Methods: Patients with symptomatic lumbar Z-joint synovial cyst were identified and their charts were reviewed. Patients included in the study either had symptomatic lumbar LBP or LBP with associated lower extremity radiculopathy. All patients in the study had magnetic resonance imaging's documenting Z-joint synovial cyst that corresponded with the patients' clinical symptoms. All patients received fluoroscopically guided, contrast-enhanced, percutaneous facet cyst distention and rupture followed by an intra-articular facet joint injection of 1 cc kenalog and 1 cc of 1% lidocaine. Seventeen of the patients also received a transforaminal epidural steroid injection just before facet cyst rupture. Telephone follow-up was conducted on all patients.
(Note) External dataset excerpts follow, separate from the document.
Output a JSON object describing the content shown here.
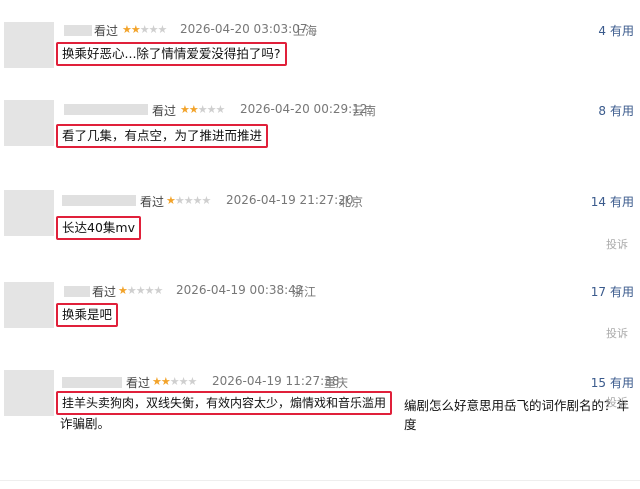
{
  "reviews": [
    {
      "status": "看过",
      "stars": 2,
      "time": "2026-04-20 03:03:07",
      "location": "上海",
      "useful_count": "4",
      "useful_label": "有用",
      "comment": "换乘好恶心...除了情情爱爱没得拍了吗?",
      "report": ""
    },
    {
      "status": "看过",
      "stars": 2,
      "time": "2026-04-20 00:29:12",
      "location": "云南",
      "useful_count": "8",
      "useful_label": "有用",
      "comment": "看了几集，有点空，为了推进而推进",
      "report": ""
    },
    {
      "status": "看过",
      "stars": 1,
      "time": "2026-04-19 21:27:20",
      "location": "北京",
      "useful_count": "14",
      "useful_label": "有用",
      "comment": "长达40集mv",
      "report": "投诉"
    },
    {
      "status": "看过",
      "stars": 1,
      "time": "2026-04-19 00:38:42",
      "location": "浙江",
      "useful_count": "17",
      "useful_label": "有用",
      "comment": "换乘是吧",
      "report": "投诉"
    },
    {
      "status": "看过",
      "stars": 2,
      "time": "2026-04-19 11:27:38",
      "location": "重庆",
      "useful_count": "15",
      "useful_label": "有用",
      "comment": "挂羊头卖狗肉，双线失衡，有效内容太少，煽情戏和音乐滥用",
      "report": "投诉",
      "extra_line1": "编剧怎么好意思用岳飞的词作剧名的？年度",
      "extra_line2": "诈骗剧。"
    }
  ],
  "colors": {
    "highlight": "#e0203a",
    "star_on": "#f2a32a",
    "star_off": "#cfcfcf",
    "useful": "#3a5a8c"
  }
}
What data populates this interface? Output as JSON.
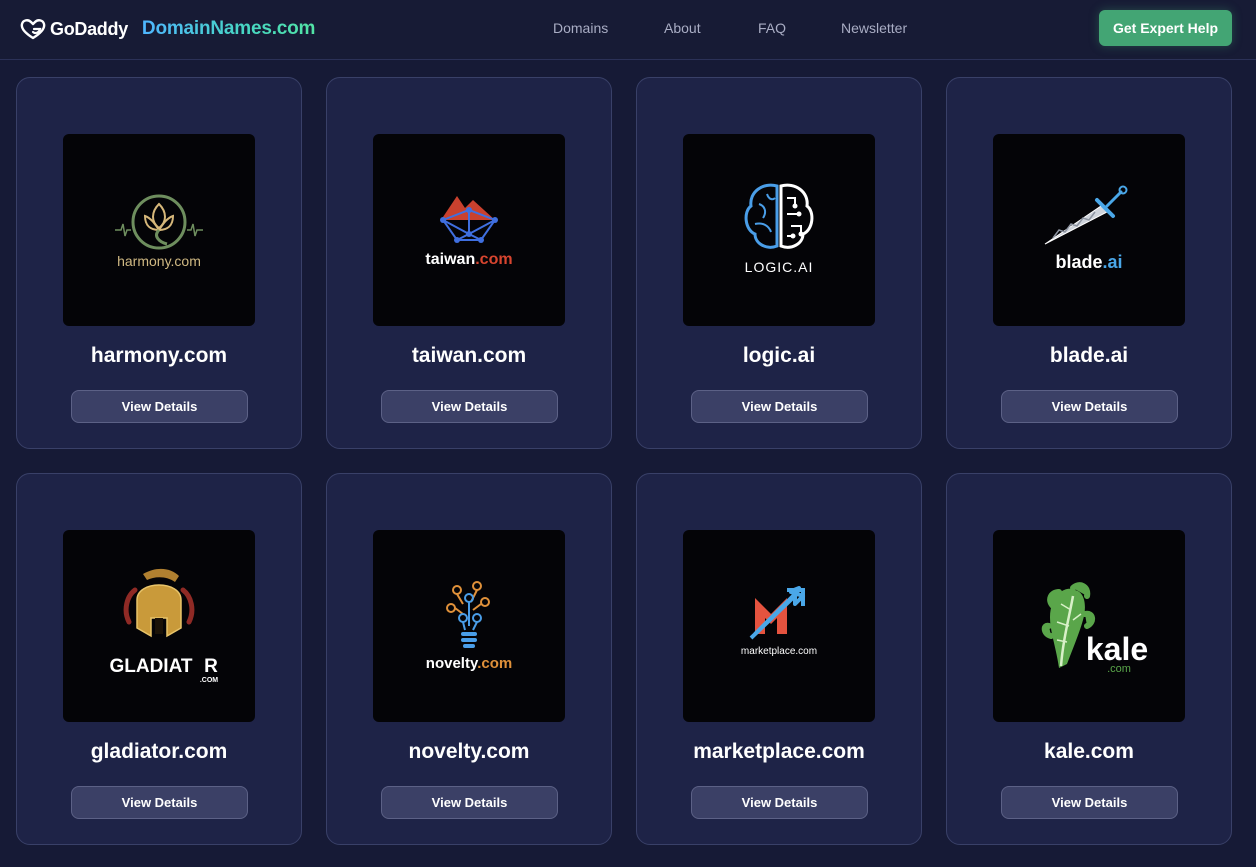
{
  "header": {
    "godaddy_label": "GoDaddy",
    "site_name": "DomainNames.com",
    "nav": [
      "Domains",
      "About",
      "FAQ",
      "Newsletter"
    ],
    "cta_label": "Get Expert Help"
  },
  "cards": [
    {
      "name": "harmony.com",
      "button": "View Details",
      "logo_text": "harmony.com",
      "logo_icon": "lotus-icon"
    },
    {
      "name": "taiwan.com",
      "button": "View Details",
      "logo_text_a": "taiwan",
      "logo_text_b": ".com",
      "logo_icon": "mountain-network-icon"
    },
    {
      "name": "logic.ai",
      "button": "View Details",
      "logo_text": "LOGIC.AI",
      "logo_icon": "brain-icon"
    },
    {
      "name": "blade.ai",
      "button": "View Details",
      "logo_text_a": "blade",
      "logo_text_b": ".ai",
      "logo_icon": "sword-icon"
    },
    {
      "name": "gladiator.com",
      "button": "View Details",
      "logo_text_a": "GLADIAT",
      "logo_text_b": "R",
      "logo_text_c": ".COM",
      "logo_icon": "helmet-icon"
    },
    {
      "name": "novelty.com",
      "button": "View Details",
      "logo_text_a": "novelty",
      "logo_text_b": ".com",
      "logo_icon": "lightbulb-icon"
    },
    {
      "name": "marketplace.com",
      "button": "View Details",
      "logo_text": "marketplace.com",
      "logo_icon": "m-arrow-icon"
    },
    {
      "name": "kale.com",
      "button": "View Details",
      "logo_text_a": "kale",
      "logo_text_b": ".com",
      "logo_icon": "kale-leaf-icon"
    }
  ],
  "colors": {
    "background": "#161a36",
    "card": "#1e2347",
    "cta": "#43a574",
    "brand_gradient_start": "#4fb6ff",
    "brand_gradient_end": "#52e3a5"
  }
}
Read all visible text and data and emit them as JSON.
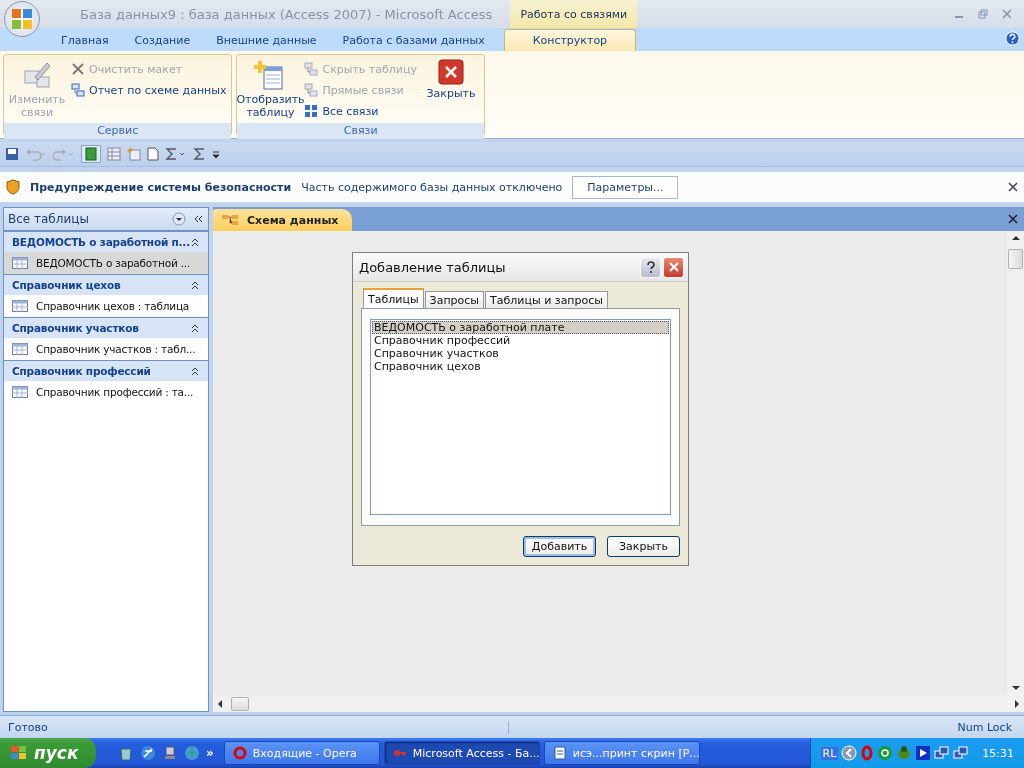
{
  "window": {
    "title": "База данных9 : база данных (Access 2007)  -  Microsoft Access",
    "contextual_group": "Работа со связями"
  },
  "ribbon_tabs": [
    {
      "label": "Главная",
      "selected": false
    },
    {
      "label": "Создание",
      "selected": false
    },
    {
      "label": "Внешние данные",
      "selected": false
    },
    {
      "label": "Работа с базами данных",
      "selected": false
    },
    {
      "label": "Конструктор",
      "selected": true,
      "kind": "contextual"
    }
  ],
  "ribbon_groups": [
    {
      "label": "Сервис",
      "buttons": [
        {
          "label": "Изменить связи",
          "kind": "large",
          "disabled": true
        },
        {
          "label": "Очистить макет",
          "kind": "small",
          "disabled": true
        },
        {
          "label": "Отчет по схеме данных",
          "kind": "small",
          "disabled": false
        }
      ]
    },
    {
      "label": "Связи",
      "buttons": [
        {
          "label": "Отобразить таблицу",
          "kind": "large",
          "disabled": false
        },
        {
          "label": "Скрыть таблицу",
          "kind": "small",
          "disabled": true
        },
        {
          "label": "Прямые связи",
          "kind": "small",
          "disabled": true
        },
        {
          "label": "Все связи",
          "kind": "small",
          "disabled": false
        },
        {
          "label": "Закрыть",
          "kind": "close",
          "disabled": false
        }
      ]
    }
  ],
  "message_bar": {
    "title": "Предупреждение системы безопасности",
    "text": "Часть содержимого базы данных отключено",
    "button": "Параметры..."
  },
  "nav_pane": {
    "title": "Все таблицы",
    "groups": [
      {
        "label": "ВЕДОМОСТЬ о заработной п...",
        "items": [
          {
            "label": "ВЕДОМОСТЬ о заработной ...",
            "selected": true
          }
        ]
      },
      {
        "label": "Справочник цехов",
        "items": [
          {
            "label": "Справочник цехов : таблица",
            "selected": false
          }
        ]
      },
      {
        "label": "Справочник участков",
        "items": [
          {
            "label": "Справочник участков : табл...",
            "selected": false
          }
        ]
      },
      {
        "label": "Справочник профессий",
        "items": [
          {
            "label": "Справочник профессий : та...",
            "selected": false
          }
        ]
      }
    ]
  },
  "document_tabs": [
    {
      "label": "Схема данных",
      "selected": true
    }
  ],
  "dialog": {
    "title": "Добавление таблицы",
    "tabs": [
      {
        "label": "Таблицы",
        "selected": true
      },
      {
        "label": "Запросы",
        "selected": false
      },
      {
        "label": "Таблицы и запросы",
        "selected": false
      }
    ],
    "list": [
      {
        "label": "ВЕДОМОСТЬ о заработной плате",
        "selected": true
      },
      {
        "label": "Справочник профессий",
        "selected": false
      },
      {
        "label": "Справочник участков",
        "selected": false
      },
      {
        "label": "Справочник цехов",
        "selected": false
      }
    ],
    "buttons": [
      {
        "label": "Добавить",
        "default": true
      },
      {
        "label": "Закрыть",
        "default": false
      }
    ]
  },
  "status_bar": {
    "left": "Готово",
    "right": "Num Lock"
  },
  "taskbar": {
    "start": "пуск",
    "overflow": "»",
    "tasks": [
      {
        "label": "Входящие - Opera",
        "selected": false
      },
      {
        "label": "Microsoft Access - Ба...",
        "selected": true
      },
      {
        "label": "исэ...принт скрин [Р...",
        "selected": false
      }
    ],
    "language": "RL",
    "clock": "15:31"
  }
}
Results: Excellent long-term (average follow-up 1 y; range, 6-24 mo) pain relief was achieved in 23 (72%) of 32 patients undergoing facet cyst rupture. Twelve patients (37.5%) had synovial cyst recurrence and 11 chose to undergo repeat rupture, which resulted in 5 patients (45%) obtaining complete relief of symptoms and 6 patients (55%) requiring surgical intervention for cyst removal. Fisher exact test demonstrated that all patients who did not have a cyst recurrence were a success and obtained complete relief of symptoms (p<.0002). Patients who underwent a repeat rupture had a 50% chance of a successful outcome. There was no statistical significance between a successful outcome and level of facet cyst rupture, the presence of spondylolisthesis, sex, age, or having a transforaminal epidural steroid injection at the time of the procedure. Wilcoxon signed-rank test demonstrated that the difference in Numerical Pain Rating Scale and Roland-Morris Disability Questionnaire scores before and after the procedure was statistically significant (p<.0001). No complications were reported.
Conclusions: Fluoroscopic percutaneous Z-joint cyst rupture appears to be a safe and effective minimally invasive treatment option. This procedure should be considered before surgical intervention.